Some sub-suites (e.g. `tests/planner/`) override this with a no-op fixture.

## xdist / Parallel Safety

- Use `runtime_services_dynamic_ports` + `dynamo_dynamic_ports` for port isolation.
- Use `SharedEtcdServer` / `SharedNatsServer` (via `runtime_services_session`) for
  session-scoped shared services with file-lock coordination.
- Never rely on fixed ports or global state across workers.
- Each xdist worker is a separate process -- env vars don't leak.

## Warnings

`filterwarnings = ["error"]` is set globally, with specific ignores for known
third-party deprecations (CUDA, protobuf, pynvml, torchao, etc.). If your test
triggers a new warning, either fix the root cause or add a targeted ignore in
`pyproject.toml` with a comment explaining why.

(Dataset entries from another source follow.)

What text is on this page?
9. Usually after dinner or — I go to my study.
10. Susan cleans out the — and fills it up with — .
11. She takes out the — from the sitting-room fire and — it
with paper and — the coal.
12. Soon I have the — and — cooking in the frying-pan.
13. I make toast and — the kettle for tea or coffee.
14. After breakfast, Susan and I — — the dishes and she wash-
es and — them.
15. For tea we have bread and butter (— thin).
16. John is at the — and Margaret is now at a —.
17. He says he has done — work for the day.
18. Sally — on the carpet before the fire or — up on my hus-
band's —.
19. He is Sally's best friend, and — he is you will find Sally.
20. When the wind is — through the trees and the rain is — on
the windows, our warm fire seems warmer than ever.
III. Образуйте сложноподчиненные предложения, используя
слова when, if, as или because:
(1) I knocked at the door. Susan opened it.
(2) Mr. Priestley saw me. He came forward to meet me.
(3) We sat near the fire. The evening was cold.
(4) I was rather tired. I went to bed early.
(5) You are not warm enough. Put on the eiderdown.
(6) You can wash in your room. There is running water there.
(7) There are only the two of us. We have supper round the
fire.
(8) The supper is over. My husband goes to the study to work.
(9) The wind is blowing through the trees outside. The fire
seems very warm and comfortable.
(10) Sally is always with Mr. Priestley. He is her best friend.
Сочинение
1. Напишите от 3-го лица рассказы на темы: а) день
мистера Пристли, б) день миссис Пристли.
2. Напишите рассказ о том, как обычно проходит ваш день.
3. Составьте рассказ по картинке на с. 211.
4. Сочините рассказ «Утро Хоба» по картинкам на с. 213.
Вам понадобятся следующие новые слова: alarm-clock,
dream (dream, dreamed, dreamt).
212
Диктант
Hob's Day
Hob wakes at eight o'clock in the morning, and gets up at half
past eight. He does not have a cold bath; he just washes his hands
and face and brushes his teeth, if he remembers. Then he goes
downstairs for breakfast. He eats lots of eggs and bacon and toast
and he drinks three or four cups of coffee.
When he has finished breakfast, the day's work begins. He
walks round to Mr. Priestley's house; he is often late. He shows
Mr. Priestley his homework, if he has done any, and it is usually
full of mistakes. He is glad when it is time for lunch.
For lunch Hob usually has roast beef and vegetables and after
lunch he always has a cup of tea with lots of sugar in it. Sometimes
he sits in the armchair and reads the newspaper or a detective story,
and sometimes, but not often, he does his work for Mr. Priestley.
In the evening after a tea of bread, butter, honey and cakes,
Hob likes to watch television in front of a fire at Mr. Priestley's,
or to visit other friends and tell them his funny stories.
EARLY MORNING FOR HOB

## Error Handling in Tests

- No blanket `except Exception` -- let failures propagate.
- Catch only specific exceptions you can actually handle.
- Prefer fixtures for setup/teardown over try/finally in test bodies.

## Test File Organization

```
tests/
  conftest.py              # Root fixtures: services, ports, model downloads, logging
  serve/                   # Backend serve tests (vllm, trtllm, sglang)
    conftest.py            # Image server, MinIO LoRA fixtures
  frontend/                # Frontend HTTP/gRPC tests
    conftest.py            # HTTP/gRPC service fixtures, mocker workers
    grpc/                  # gRPC-specific tests
  planner/                 # Planner component tests
    unit/                  # Planner unit tests
  router/                  # Router E2E tests
  fault_tolerance/         # Fault tolerance tests
    cancellation/
    migration/
    etcd_ha/
    gpu_memory_service/
    deploy/
  kvbm_integration/        # KV block manager integration tests
  deploy/                  # Deployment tests
  basic/                   # Basic smoke tests (wheel contents, CUDA version)
  dependencies/            # Import/dependency tests
  utils/                   # Shared test utilities (NOT test files)
    constants.py           # Model IDs, default ports
    managed_process.py     # ManagedProcess for subprocess lifecycle
    port_utils.py          # Dynamic port allocation
    test_output.py         # Test output path resolution
```

## Serve Tests Pattern

Backend serve tests (`tests/serve/test_vllm.py`, etc.) follow a config-driven pattern:

```python
vllm_configs = {
    "aggregated": VLLMConfig(
        name="aggregated",
        directory=vllm_dir,
        script_name="agg.sh",
        marks=[pytest.mark.gpu_1, pytest.mark.pre_merge, pytest.mark.timeout(300)],
        model="Qwen/Qwen3-0.6B",
        request_payloads=[...],
    ),
}
```

Configs are parametrized into test functions via `params_with_model_mark()`, which
auto-applies the `model` marker from the config's model field.